Pages
page_0001
[JAS - 1920 Island of Sheep] HOUGHTON MIFFLIN COMPANY PARK STREET - BOSTON
April 22, 1920.
Dear Buchan:
Perhaps Cadmus and Harmonia will be mildly amused by the fact that the Butchers' Advocate, a trade journal, devoted to the meat business, has just written us asking for a review copy of the Island of Sheep.
"We feel certain", they say, "that a thing of this kind will be exceptionally interesting to the people who read our weekly".
Reviews of the book have been scanty as yet, but I inclose one from the Boston Herald which may interest you.
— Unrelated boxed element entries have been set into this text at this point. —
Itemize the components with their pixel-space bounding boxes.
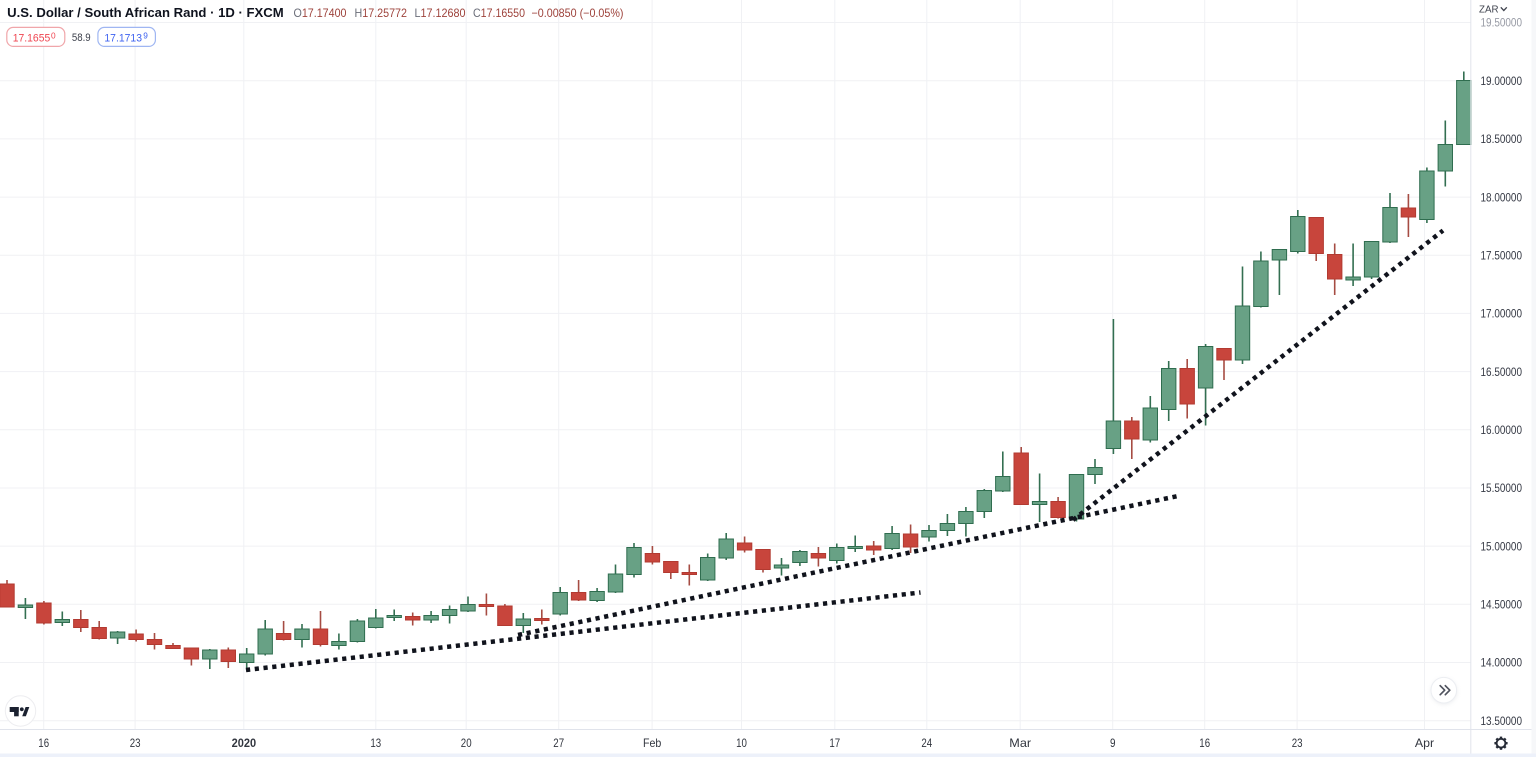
svg-text:17: 17 [829, 736, 840, 750]
svg-text:14.50000: 14.50000 [1481, 598, 1523, 612]
svg-text:16: 16 [38, 736, 49, 750]
svg-text:Mar: Mar [1009, 736, 1031, 750]
svg-text:16: 16 [1199, 736, 1210, 750]
svg-text:24: 24 [921, 736, 932, 750]
svg-text:16.50000: 16.50000 [1481, 365, 1523, 379]
svg-text:16.00000: 16.00000 [1481, 423, 1523, 437]
svg-text:18.50000: 18.50000 [1481, 132, 1523, 146]
svg-text:0: 0 [51, 30, 56, 40]
svg-text:17.00000: 17.00000 [1481, 307, 1523, 321]
svg-text:15.00000: 15.00000 [1481, 539, 1523, 553]
svg-text:20: 20 [461, 736, 472, 750]
svg-text:13: 13 [370, 736, 381, 750]
svg-text:L17.12680: L17.12680 [415, 7, 466, 20]
svg-text:27: 27 [553, 736, 564, 750]
svg-text:O17.17400: O17.17400 [294, 7, 347, 20]
svg-text:14.00000: 14.00000 [1481, 656, 1523, 670]
svg-text:23: 23 [130, 736, 141, 750]
svg-text:U.S. Dollar / South African Ra: U.S. Dollar / South African Rand · 1D · … [7, 5, 284, 20]
svg-text:−0.00850 (−0.05%): −0.00850 (−0.05%) [532, 7, 624, 20]
svg-text:23: 23 [1292, 736, 1303, 750]
svg-text:17.1713: 17.1713 [104, 32, 142, 44]
svg-text:Apr: Apr [1415, 736, 1434, 750]
svg-text:17.1655: 17.1655 [13, 32, 51, 44]
svg-text:15.50000: 15.50000 [1481, 481, 1523, 495]
svg-text:ZAR: ZAR [1479, 5, 1499, 16]
svg-text:18.00000: 18.00000 [1481, 190, 1523, 204]
svg-text:19.50000: 19.50000 [1481, 16, 1523, 30]
svg-text:Feb: Feb [643, 736, 662, 750]
svg-text:H17.25772: H17.25772 [355, 7, 408, 20]
svg-text:2020: 2020 [232, 736, 257, 750]
svg-text:19.00000: 19.00000 [1481, 74, 1523, 88]
svg-text:10: 10 [736, 736, 747, 750]
svg-text:13.50000: 13.50000 [1481, 714, 1523, 728]
svg-text:17.50000: 17.50000 [1481, 248, 1523, 262]
svg-text:9: 9 [1110, 736, 1116, 750]
svg-text:58.9: 58.9 [72, 32, 91, 44]
svg-text:C17.16550: C17.16550 [473, 7, 525, 20]
svg-text:9: 9 [143, 30, 148, 40]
We have had a good many enthusiastic letters about it, from readers. Here is an extract from one from Senator Lodge, which you may like to see: "I am much obliged to you for sending me the "Island of Sheep", which I found on my table
page_0002
last night, on my return from Boston, and which I read before I went to bed, with much pleasure and interest. It is very well done and there is a good deal in it that is really very interesting, though I think the two labor members must be rather unusual examples."
Faithfully yours,
Ferris Greenslet
P.S. Since the above was dictated, I have received an interesting review from the Montreal Gazette, in which I find a few interesting expressions, to wit:
"The Island of Sheep" is what H. G. Wells' later novels should be - and are not."
"The literary form adopted prevents the feeling of irritation engendered by the polemical novel, yet invests the discussion with a human quality which ideas are apt to lose when considered apart from individuals."
John Buchan, Esquire, c/o Thomas Nelsons Ltd., London, England.